Keep in mind, cash is king when you are in Zihua as very few places accept credit cards and the only ATM we found that didn’t have a 40-person line was at the grocery store. Most places/vendors will accept USD, but I would suggest exchanging to pesos before you go to be safe.

Also, remember that many of the service staff you’ll meet while in Zihua make the majority of their income on tips, from just a few busy weeks a year. Meaning, don’t be afraid to tip. When handling foreign currency and paying only 25 pesos for a beer ($1.50 USD) it’s easy to feel like 500 pesos is an exorbitant amount of money, but chances are you won’t miss $20 USD and a tip of that amount can make a big difference in the lives of hard working locals.

Where to eat:

Casa Bahia: The evening after we had our sunset cruise on the Picante, we were a bit tipsy but still sharp enough to remember the restaurant our cabbie told us about on the way up. Just a short walk from the Picante dock sat Casa Bahia on the Zihua bay that faced back toward The Viceory. The open-air patio had stunning views, extremely welcoming service and best of all, foodie-approved dishes like my banana-leaf-wrapped local fish and Julie’s shrimp in mole sauce. The chef had just reopened in November 2015 and the care he paid to every detail of each dish was impressive (we had a view of the kitchen from our table too). The prices were extremely reasonable and they were so appreciative for our patronage. It’s that kind of true gratitude you rarely see in the US, and the spirit that will always keep us traveling.

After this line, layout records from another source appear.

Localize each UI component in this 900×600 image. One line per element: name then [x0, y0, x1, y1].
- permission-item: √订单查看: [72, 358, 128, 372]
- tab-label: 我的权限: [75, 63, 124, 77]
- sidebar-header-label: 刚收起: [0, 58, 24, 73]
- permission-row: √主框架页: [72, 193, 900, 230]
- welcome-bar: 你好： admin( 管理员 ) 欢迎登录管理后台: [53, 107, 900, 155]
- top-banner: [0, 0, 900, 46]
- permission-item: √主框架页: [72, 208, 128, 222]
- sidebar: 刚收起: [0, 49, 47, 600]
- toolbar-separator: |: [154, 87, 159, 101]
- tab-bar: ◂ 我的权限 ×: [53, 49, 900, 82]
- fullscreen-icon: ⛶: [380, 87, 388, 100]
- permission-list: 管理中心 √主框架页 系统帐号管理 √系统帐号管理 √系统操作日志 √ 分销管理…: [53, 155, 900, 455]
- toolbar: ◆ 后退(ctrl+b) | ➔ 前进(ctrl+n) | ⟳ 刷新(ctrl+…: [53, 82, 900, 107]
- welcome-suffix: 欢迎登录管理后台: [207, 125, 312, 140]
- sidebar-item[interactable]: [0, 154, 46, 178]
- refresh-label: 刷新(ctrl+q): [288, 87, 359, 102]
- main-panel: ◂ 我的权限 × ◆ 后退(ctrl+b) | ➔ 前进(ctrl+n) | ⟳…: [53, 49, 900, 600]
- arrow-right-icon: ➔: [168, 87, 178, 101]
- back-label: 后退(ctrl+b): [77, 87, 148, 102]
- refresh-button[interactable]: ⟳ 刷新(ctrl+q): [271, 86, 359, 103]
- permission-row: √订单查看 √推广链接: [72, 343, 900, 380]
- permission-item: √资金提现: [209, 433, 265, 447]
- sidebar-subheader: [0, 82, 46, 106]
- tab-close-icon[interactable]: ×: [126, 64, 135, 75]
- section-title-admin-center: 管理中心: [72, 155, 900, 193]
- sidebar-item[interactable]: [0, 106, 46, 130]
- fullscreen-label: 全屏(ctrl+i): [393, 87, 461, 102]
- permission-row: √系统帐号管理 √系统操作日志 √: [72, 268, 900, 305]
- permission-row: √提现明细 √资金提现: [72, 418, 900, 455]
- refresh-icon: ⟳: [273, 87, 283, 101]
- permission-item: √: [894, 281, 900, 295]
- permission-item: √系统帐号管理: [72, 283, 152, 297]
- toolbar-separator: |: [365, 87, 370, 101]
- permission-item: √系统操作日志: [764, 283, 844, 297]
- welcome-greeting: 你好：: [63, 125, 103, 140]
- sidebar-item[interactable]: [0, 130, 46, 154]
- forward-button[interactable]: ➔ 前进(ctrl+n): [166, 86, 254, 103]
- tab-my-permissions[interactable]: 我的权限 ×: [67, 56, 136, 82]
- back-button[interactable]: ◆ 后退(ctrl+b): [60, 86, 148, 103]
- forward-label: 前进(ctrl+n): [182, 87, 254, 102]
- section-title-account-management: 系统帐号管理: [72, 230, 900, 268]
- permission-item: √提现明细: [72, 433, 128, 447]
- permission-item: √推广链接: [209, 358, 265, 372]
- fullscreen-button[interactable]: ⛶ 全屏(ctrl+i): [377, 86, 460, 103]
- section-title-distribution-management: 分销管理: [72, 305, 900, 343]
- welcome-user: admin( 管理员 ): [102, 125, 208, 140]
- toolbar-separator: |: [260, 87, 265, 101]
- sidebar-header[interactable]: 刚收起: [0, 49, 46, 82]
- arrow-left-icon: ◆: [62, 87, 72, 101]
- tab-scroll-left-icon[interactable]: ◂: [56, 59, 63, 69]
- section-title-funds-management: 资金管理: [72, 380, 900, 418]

Casa Bahai Zihuatanejo Mexico
My banana-leaf wrapped fish.

Espuma: If you’re looking for an amazing place to watch the sunset and fusion food that is a step above the local guac and enchilada cuisine, make a reservation at Espuma at 6pm to catch the sunset perfectly. Our table was right on the cliff overlooking the bay and, for a girl who’s not super fond of heights, it was so dramatic that I made Julie take the outside seat. Because it was busy season, we had a set menu, but we were offered six delicious courses for $40 USD per person. The owner and chef are both from Italy, so if you order off menu, I highly reco any of the homemade pasta dishes. After three appetizers, a seafood pasta dish, seared tuna for an entrée and a dessert, we definitely didn’t go hungry.

Espuma Zihuatanejo Mexico
Next to our table at Espuma, overlooking the sunset.

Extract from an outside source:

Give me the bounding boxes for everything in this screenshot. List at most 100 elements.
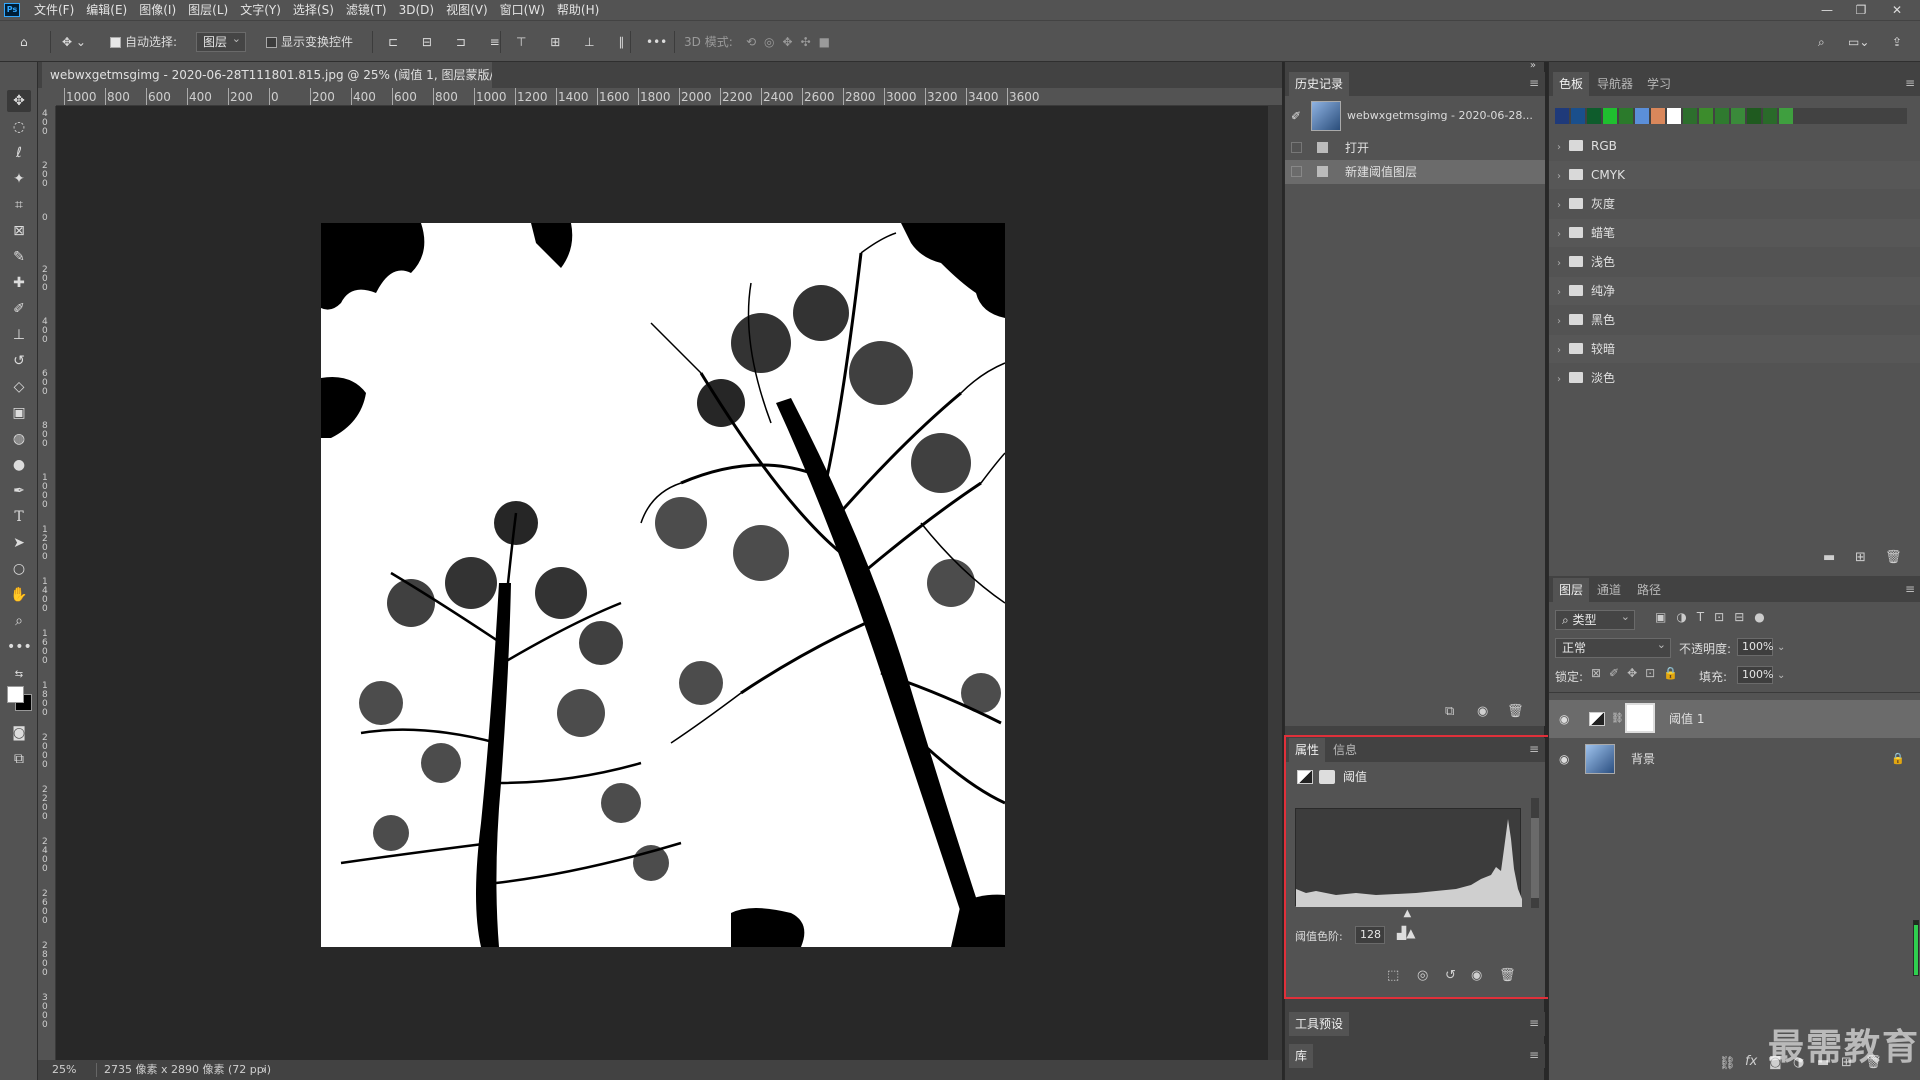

La Sirena Gorda: Located in downtown Zihua where locals and tourists crowd the streets was a place that attracted us with its kitschy artwork of “fat mermaids”, the restaurant’s namesake. Cheap margaritas and tacos were the way to go here, I opted for blackened octopus and Julie had Cajun shrimp. Come here more for the people watching and the artwork, than a life-changing meal.

Mucho Gusto, Mexico!

Writing this blog is as much about sharing tips with others as it as about reflection. And it’s apropos to mention that Julie and I first chatted about the idea of She She Life when we took our first trip to Mexico together in the end of 2012. We were newly dating and genuinely interested in how a same-sex couple would be treated in Mexico. To up the ante, Julie and I pretended it was our honeymoon. After receiving both a no-judgment welcome and honeymoon freebies throughout our stay, we thought we just might test out “She She Honeymoons” everywhere went, and report back to the LGBT community on our experiences.

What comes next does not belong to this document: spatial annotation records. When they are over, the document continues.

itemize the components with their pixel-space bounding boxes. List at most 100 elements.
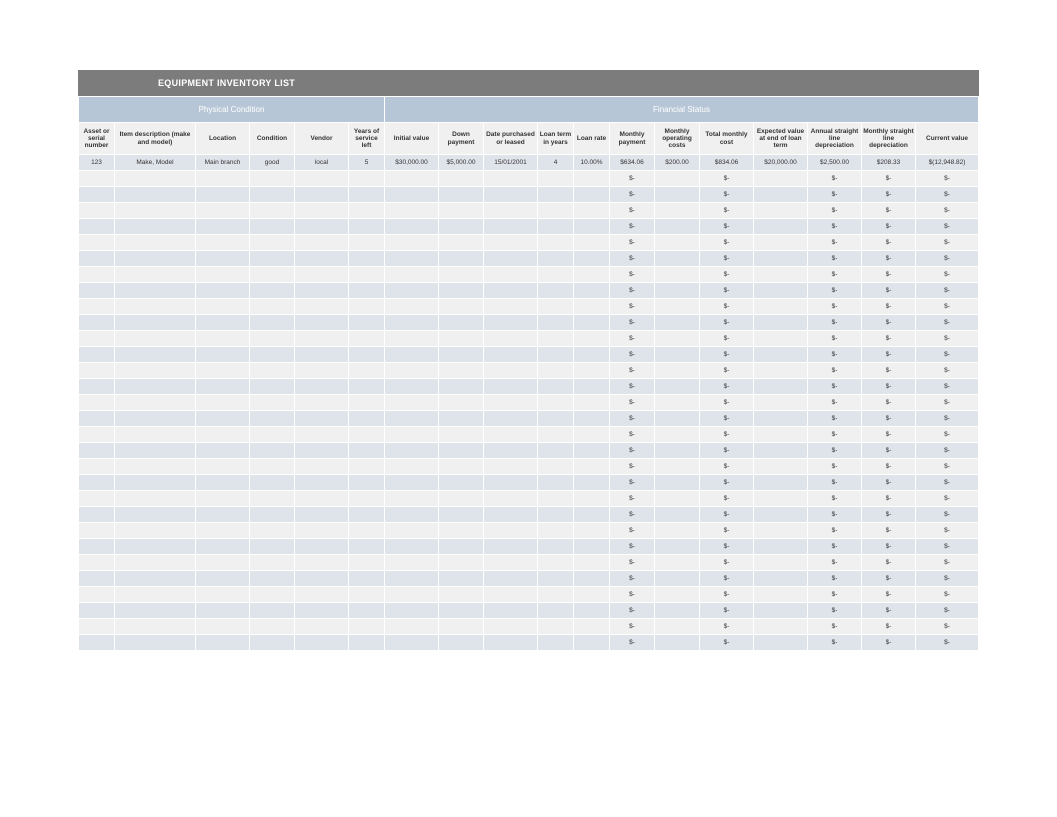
cell-empty — [79, 427, 115, 443]
cell-empty: $- — [610, 411, 655, 427]
cell-empty: $- — [916, 619, 979, 635]
cell-empty — [79, 187, 115, 203]
cell-empty — [196, 587, 250, 603]
cell-empty — [295, 555, 349, 571]
cell-empty — [538, 539, 574, 555]
cell-empty — [250, 347, 295, 363]
cell-empty — [250, 411, 295, 427]
cell-empty: $- — [862, 523, 916, 539]
cell-empty — [250, 187, 295, 203]
cell-empty — [754, 443, 808, 459]
cell-empty — [250, 491, 295, 507]
cell-empty: $- — [610, 539, 655, 555]
cell-empty — [538, 283, 574, 299]
cell-empty — [574, 587, 610, 603]
cell-empty — [439, 475, 484, 491]
cell-empty — [295, 427, 349, 443]
cell-empty — [754, 475, 808, 491]
cell-empty: $- — [700, 235, 754, 251]
table-row: $-$-$-$-$- — [79, 363, 979, 379]
cell-empty — [295, 251, 349, 267]
cell-empty — [538, 475, 574, 491]
cell-empty — [295, 235, 349, 251]
cell-empty: $- — [916, 299, 979, 315]
cell-empty — [574, 235, 610, 251]
cell-empty — [439, 187, 484, 203]
cell-empty — [349, 315, 385, 331]
cell-empty: $- — [610, 635, 655, 651]
cell-empty: $- — [610, 395, 655, 411]
cell-empty — [538, 555, 574, 571]
cell-empty: $- — [610, 299, 655, 315]
cell-empty — [574, 475, 610, 491]
cell-empty — [655, 571, 700, 587]
cell-empty: $- — [700, 539, 754, 555]
cell-empty: $- — [916, 251, 979, 267]
cell-empty: $- — [610, 315, 655, 331]
cell-empty — [484, 619, 538, 635]
cell-empty — [115, 539, 196, 555]
cell-empty — [439, 267, 484, 283]
cell-empty — [115, 267, 196, 283]
cell-empty — [295, 539, 349, 555]
cell-empty — [655, 475, 700, 491]
cell-date: 15/01/2001 — [484, 155, 538, 171]
cell-empty: $- — [916, 475, 979, 491]
cell-empty — [484, 587, 538, 603]
cell-empty — [484, 427, 538, 443]
cell-empty — [484, 379, 538, 395]
col-cond: Condition — [250, 123, 295, 155]
cell-empty — [574, 491, 610, 507]
cell-empty — [439, 203, 484, 219]
cell-empty — [349, 203, 385, 219]
cell-empty — [79, 491, 115, 507]
cell-empty — [655, 587, 700, 603]
cell-empty — [574, 395, 610, 411]
cell-empty: $- — [916, 427, 979, 443]
cell-empty — [295, 395, 349, 411]
cell-empty — [196, 171, 250, 187]
cell-empty — [538, 267, 574, 283]
cell-empty: $- — [916, 411, 979, 427]
cell-empty — [574, 299, 610, 315]
cell-empty: $- — [700, 555, 754, 571]
cell-empty — [196, 315, 250, 331]
cell-empty — [196, 603, 250, 619]
cell-empty — [349, 283, 385, 299]
cell-empty: $- — [916, 523, 979, 539]
cell-empty: $- — [700, 507, 754, 523]
cell-empty: $- — [808, 203, 862, 219]
cell-empty — [655, 427, 700, 443]
cell-empty — [655, 411, 700, 427]
cell-empty: $- — [862, 507, 916, 523]
table-row: 123 Make, Model Main branch good local 5… — [79, 155, 979, 171]
cell-empty — [250, 539, 295, 555]
cell-empty — [196, 523, 250, 539]
cell-empty — [538, 235, 574, 251]
cell-empty — [79, 475, 115, 491]
cell-empty — [250, 587, 295, 603]
cell-empty — [538, 395, 574, 411]
inventory-table: Physical Condition Financial Status Asse… — [78, 96, 979, 651]
cell-empty — [349, 507, 385, 523]
cell-empty — [115, 251, 196, 267]
cell-empty — [484, 475, 538, 491]
cell-empty — [349, 619, 385, 635]
cell-empty — [484, 555, 538, 571]
cell-empty — [484, 507, 538, 523]
cell-empty — [295, 571, 349, 587]
cell-empty: $- — [808, 571, 862, 587]
cell-empty — [349, 523, 385, 539]
cell-empty — [196, 251, 250, 267]
cell-empty — [574, 171, 610, 187]
cell-empty — [295, 219, 349, 235]
table-row: $-$-$-$-$- — [79, 219, 979, 235]
cell-empty — [250, 379, 295, 395]
cell-empty — [754, 219, 808, 235]
cell-empty — [439, 619, 484, 635]
cell-empty — [439, 411, 484, 427]
table-row: $-$-$-$-$- — [79, 539, 979, 555]
cell-empty — [574, 347, 610, 363]
cell-expval: $20,000.00 — [754, 155, 808, 171]
cell-empty: $- — [808, 475, 862, 491]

Viceroy Zihuatanejo Mexico LGBT lesbians
Lucky in love and life at The Viceory private beach.

So now 3 years later when sharing stories and tips from our most recent to Mexico, there is something both surreal and wonderful when “Mrs & Mrs” Julie and Susan checked in as a legally married couple. We weren’t just testing out a She She Honeymoon, we were living a She She Life together forever.